Wyróżniona praca w formacie pdf

X LICEUM OGÓLNOKSZTAŁCĄCE W GDYNII
IM. GDYŃSKICH NAUCZYCIELI BOHATERÓW II WOJNY ŚWIATOWEJ
ZASTOSOWANIE ELICYTORÓW BIOTYCZNYCH POCHODZENIA
BAKTERYJNEGO W ROŚLINNYCH KULTURACH IN VITRO
DIONAEA MUSCIPULA I DROSERA CUNEIFOLIA W CELU
POZYSKANIA SUBSTANCJI BIOLOGICZNIE CZYNNYCH
Aleksandra Siluta
Klasa IIe
Opiekun: mgr Ewa Faka
PODZIĘKOWANIA
Realizacja pracy była łatwiejsza, dzięki wsparciu, inspiracji i cennym
uwagom prof. dr hab. inż. Aleksandry Królickiej.
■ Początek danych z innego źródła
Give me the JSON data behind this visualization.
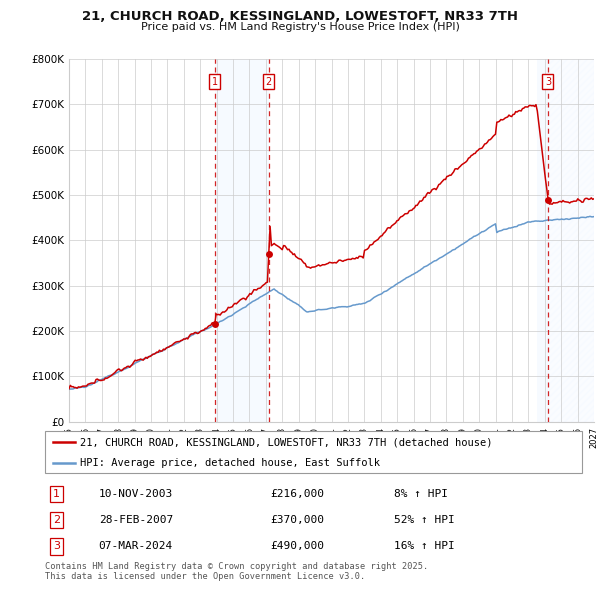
{
  "title": "21, CHURCH ROAD, KESSINGLAND, LOWESTOFT, NR33 7TH",
  "subtitle": "Price paid vs. HM Land Registry's House Price Index (HPI)",
  "ylim": [
    0,
    800000
  ],
  "xlim": [
    1995,
    2027
  ],
  "yticks": [
    0,
    100000,
    200000,
    300000,
    400000,
    500000,
    600000,
    700000,
    800000
  ],
  "ytick_labels": [
    "£0",
    "£100K",
    "£200K",
    "£300K",
    "£400K",
    "£500K",
    "£600K",
    "£700K",
    "£800K"
  ],
  "background_color": "#ffffff",
  "grid_color": "#cccccc",
  "red_color": "#cc0000",
  "blue_color": "#6699cc",
  "shade_color": "#ddeeff",
  "hatch_color": "#bbbbcc",
  "t1_year": 2003.87,
  "t1_price": 216000,
  "t2_year": 2007.17,
  "t2_price": 370000,
  "t3_year": 2024.19,
  "t3_price": 490000,
  "transactions": [
    {
      "num": 1,
      "date": "10-NOV-2003",
      "price": 216000,
      "year": 2003.87,
      "pct": "8%",
      "dir": "↑"
    },
    {
      "num": 2,
      "date": "28-FEB-2007",
      "price": 370000,
      "year": 2007.17,
      "pct": "52%",
      "dir": "↑"
    },
    {
      "num": 3,
      "date": "07-MAR-2024",
      "price": 490000,
      "year": 2024.19,
      "pct": "16%",
      "dir": "↑"
    }
  ],
  "legend_line1": "21, CHURCH ROAD, KESSINGLAND, LOWESTOFT, NR33 7TH (detached house)",
  "legend_line2": "HPI: Average price, detached house, East Suffolk",
  "footer1": "Contains HM Land Registry data © Crown copyright and database right 2025.",
  "footer2": "This data is licensed under the Open Government Licence v3.0."
}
Jestem jej bardzo
wdzięczna za umożliwienie prowadzenie badań w Katedrze Biotechnologii
Uniwersytetu Gdańskiego i Gdańskiego Uniwersytetu Medycznego.
Gdynia, 2015
STRESZCZENIE
Rośliny owadożerne są źródłem związków biologicznie czynnych
(metabolitów wtórnych) z grupy naftochinonów i flawonoidów. Poziom tych
związków może być zwiększony dzięki zastosowaniu elicytorów (wyzwalaczy) w
roślinnych kulturach in vitro. Badania prowadzono z wykorzystaniem kultur in
vitro 2 gatunków roślin owadożernych: Drosera cuneifolia i Dionaea muscipula.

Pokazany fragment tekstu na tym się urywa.